Was er aber konnte: sein Heiligtum entweihen und das beständige Opfer wegnehmen, also das Brandopfer am Morgen und am Abend (2. Mo 29). Und man beachte, wie gerade das beständige Opfer hier betont wird: In Daniel 8,11 wird gesagt, dass das kleine Horn Gott das beständige Opfer wegnahm. Daniel 8,12 betont, dass der Frevel das beständige Opfer ersetzt. Und Daniel 8,13 bezeichnet interessanterweise das Gesicht, das Daniel und die Heiligen gesehen haben, als das Gesicht vom „beständigen Opfer“, und in Daniel 8,26 wird von dem „Gesicht von den Abenden und von den Morgen“ gesprochen. Und dann wird in Daniel 8,14 auch noch die Angabe der erfragten Zeitdauer (wohl) nicht in Tagen angeben (1150), sondern nach der Zahl der Brandopfer, die Gott morgens und abends nicht dargebracht wurden (2300). Das war in den Jahren 167–164 vor Christus, als auf Veranlassung von Antiochus Epiphanes der israelitische Gottesdienst in einen Götzenkult verwandelt wurde. Doch Judas Makkabäus beendete den Spuk und „rechtfertigte das Heiligtum“ (Dan 8,14).
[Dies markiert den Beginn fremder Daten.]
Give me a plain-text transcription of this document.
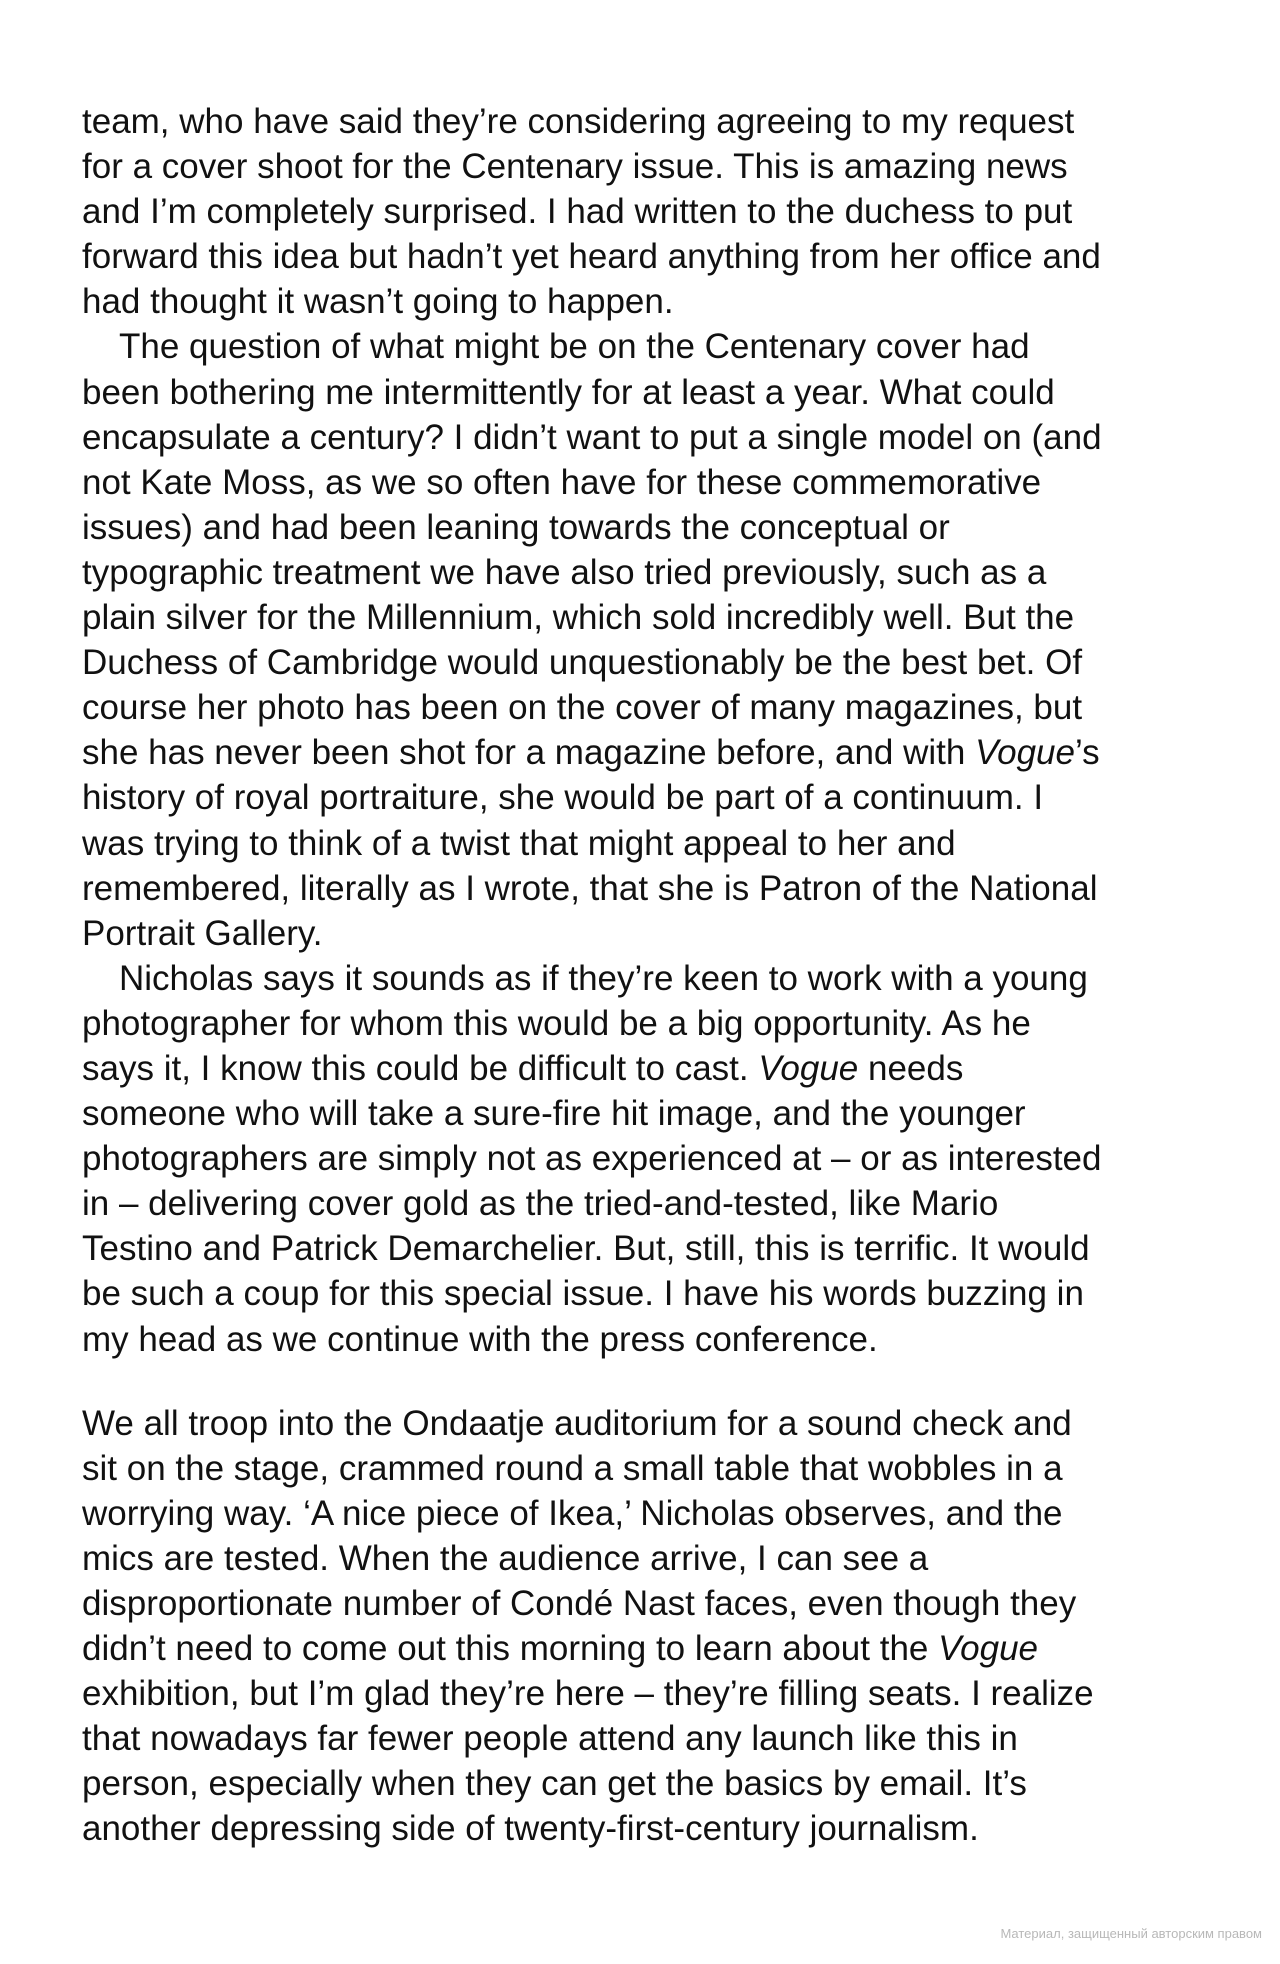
team, who have said they’re considering agreeing to my request
for a cover shoot for the Centenary issue. This is amazing news
and I’m completely surprised. I had written to the duchess to put
forward this idea but hadn’t yet heard anything from her office and
had thought it wasn’t going to happen.
The question of what might be on the Centenary cover had
been bothering me intermittently for at least a year. What could
encapsulate a century? I didn’t want to put a single model on (and
not Kate Moss, as we so often have for these commemorative
issues) and had been leaning towards the conceptual or
typographic treatment we have also tried previously, such as a
plain silver for the Millennium, which sold incredibly well. But the
Duchess of Cambridge would unquestionably be the best bet. Of
course her photo has been on the cover of many magazines, but
she has never been shot for a magazine before, and with Vogue’s
history of royal portraiture, she would be part of a continuum. I
was trying to think of a twist that might appeal to her and
remembered, literally as I wrote, that she is Patron of the National
Portrait Gallery.
Nicholas says it sounds as if they’re keen to work with a young
photographer for whom this would be a big opportunity. As he
says it, I know this could be difficult to cast. Vogue needs
someone who will take a sure-fire hit image, and the younger
photographers are simply not as experienced at – or as interested
in – delivering cover gold as the tried-and-tested, like Mario
Testino and Patrick Demarchelier. But, still, this is terrific. It would
be such a coup for this special issue. I have his words buzzing in
my head as we continue with the press conference.
We all troop into the Ondaatje auditorium for a sound check and
sit on the stage, crammed round a small table that wobbles in a
worrying way. ‘A nice piece of Ikea,’ Nicholas observes, and the
mics are tested. When the audience arrive, I can see a
disproportionate number of Condé Nast faces, even though they
didn’t need to come out this morning to learn about the Vogue
exhibition, but I’m glad they’re here – they’re filling seats. I realize
that nowadays far fewer people attend any launch like this in
person, especially when they can get the basics by email. It’s
another depressing side of twenty-first-century journalism.
Материал, защищенный авторским правом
Zwei Punkte möchte ich mit diesen bereits historischen Geschehnissen verbinden:

1.)   Die Endzeitlektion: Das, was sich damals ereignet hat, wird sich in der Zukunft, in der Zeit des Endes (Dan 8,17.19) quasi wiederholen. In einer noch kommenden Zeit wird ein frecher König nördlich von Israel aufstehen, der wieder unter dem Volk der Juden in List erstaunliches Verderben anrichtet wird (Dan 8,23 ff.). Aber beachten wir: In der Endzeitauslegung des Gesichtes (Dan 8,23–26) wird nicht davon gesprochen, dass der König des Nordens den israelitischen Gottesdienst gewaltsam beenden wird. Denn tatsächlich wird das der kommende Herrscher des Römischen Reiches, in Verbindung mit dem Antichristen, zur Mitte der „letzten Jahrwoche“ tun, wie aus Daniel 9,27 hervorgeht. Dieser römische Herrscher wird im Tempel einen frevelhaften, gräulichen Götzendienst einführen, der Verwüstung zeitigen wird, und das beständige Opfer abschaffen (Dan 11,31; 12,11). Die Handlungen werden sich also sehr exakt in der Zeit des Endes wiederholen, wenn auch die Akteure unterschiedlich sein werden.

2.)   Die Praxislektion: Es ist auffällig, was für einen großen Wert Gott auf das beständige Opfer, auf das Morgen- und Abendbrandopfer, legt. Sicher zuerst deshalb, weil es von dem Wohlgeruch des Opfers Christi spricht. Aber in Anlehnung an Psalm 141,2 dürfen wir auch an unsere Gebete und an unsere Anbetung denken, die wir Gott bringen möchten – und wir tun das oft abends und morgens. Und wie eifersüchtig wird Gott wohl darüber wachen, dass wir dieses Opfer bringen und alles verabscheuen, was diesen Dienst für ihn unterbindet! Wir sollten uns dessen bewusst sein und nicht zulassen, dass unser beständiges Opfer für Gott aufhört!